= Te Au o Tonga =

Te Au o Tonga ("the mist of the South") is a reconstruction of a vaka moana, a double-hulled Polynesian voyaging canoe. It was built in 1994 by former Cook Islands Prime Minister Thomas Davis and the Cook Islands Voyaging Society. It was used to teach polynesian navigation.

The vaka is made of laminated wood, 72 feet long, with a displacement of 10 to 12 tons, and a crew of 18. It has inspired other designs, being used by the Okeanos Foundation for the Sea as a model for a group of fibreglass-hulled replicas, including Marumaru Atua, and later by the Te Aurere Voyaging Society in New Zealand as a model for their kauri-hulled Te Aurere.

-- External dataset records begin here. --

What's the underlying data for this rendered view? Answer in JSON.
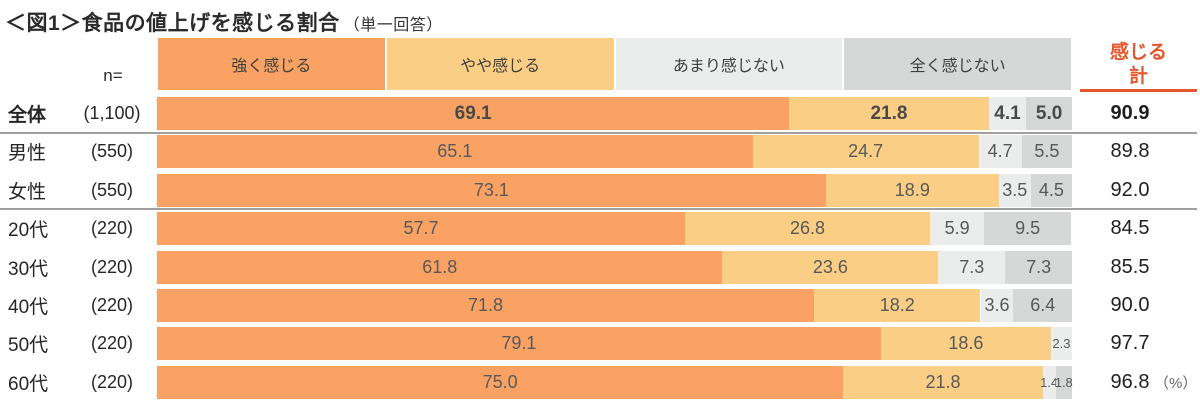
{
  "title": {
    "main": "＜図1＞食品の値上げを感じる割合",
    "sub": "（単一回答）"
  },
  "n_header": "n=",
  "total_header": {
    "line1": "感じる",
    "line2": "計"
  },
  "percent_note": "（%）",
  "colors": {
    "segment_colors": [
      "#F9A263",
      "#FBCE85",
      "#EBECEC",
      "#D6D7D7"
    ],
    "accent_orange": "#E5562B",
    "separator_gray": "#A0A0A0",
    "value_text": "#595959",
    "label_text": "#262626",
    "legend_text": "#3F3F3F",
    "background": "#FFFFFF"
  },
  "chart_data": {
    "type": "bar",
    "orientation": "horizontal-stacked",
    "title": "＜図1＞食品の値上げを感じる割合（単一回答）",
    "legend": [
      "強く感じる",
      "やや感じる",
      "あまり感じない",
      "全く感じない"
    ],
    "legend_position": "top",
    "xlim": [
      0,
      100
    ],
    "unit": "%",
    "grid": false,
    "total_column_label": "感じる計",
    "categories": [
      "全体",
      "男性",
      "女性",
      "20代",
      "30代",
      "40代",
      "50代",
      "60代"
    ],
    "n_values": [
      "(1,100)",
      "(550)",
      "(550)",
      "(220)",
      "(220)",
      "(220)",
      "(220)",
      "(220)"
    ],
    "series": [
      {
        "name": "強く感じる",
        "values": [
          69.1,
          65.1,
          73.1,
          57.7,
          61.8,
          71.8,
          79.1,
          75.0
        ]
      },
      {
        "name": "やや感じる",
        "values": [
          21.8,
          24.7,
          18.9,
          26.8,
          23.6,
          18.2,
          18.6,
          21.8
        ]
      },
      {
        "name": "あまり感じない",
        "values": [
          4.1,
          4.7,
          3.5,
          5.9,
          7.3,
          3.6,
          2.3,
          1.4
        ]
      },
      {
        "name": "全く感じない",
        "values": [
          5.0,
          5.5,
          4.5,
          9.5,
          7.3,
          6.4,
          0.0,
          1.8
        ]
      }
    ],
    "totals": [
      90.9,
      89.8,
      92.0,
      84.5,
      85.5,
      90.0,
      97.7,
      96.8
    ],
    "emphasized_row": 0,
    "separator_after_rows": [
      0,
      2
    ],
    "value_labels_hidden_when_zero": true
  }
}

It has also featured in the filmThe Legend of Johnny Lingo.

Since 2002 the vaka has been based in Aitutaki. In 2012 it completed a refit, with repairs to the hull and crossbeams. In 2014 it completed a further refit, which replaced the hull, decks, and spars. It is currently used for training and tourism trips in the Aitutaki lagoon.

==Voyages==
- In 1995 Te Au o Tonga made an inaugural voyage to Raiatea, Tahiti, Nuku Hiva, Hawaii, Molokai and Oahu.
- In August 1995 it sailed as part of a protest fleet against a resumption of French nuclear testing at Moruroa.
- In 1996 it sailed to Samoa for the VII Pacific Arts Festival, and then to Tonga and New Zealand.
- In 1999 it sailed to Auckland, New Zealand, for the opening of the Americas's Cup challenge, and then on to Gisborne for the Millennium celebrations. It later returned to Auckland for the America's Cup regatta.
- In 2002 it sailed to Tahiti, Huahine, Raiatea, Tahaa, Borabora, and Mitiaro.
- In July 2008 it sailed to American Samoa for the Festival of Pacific Arts.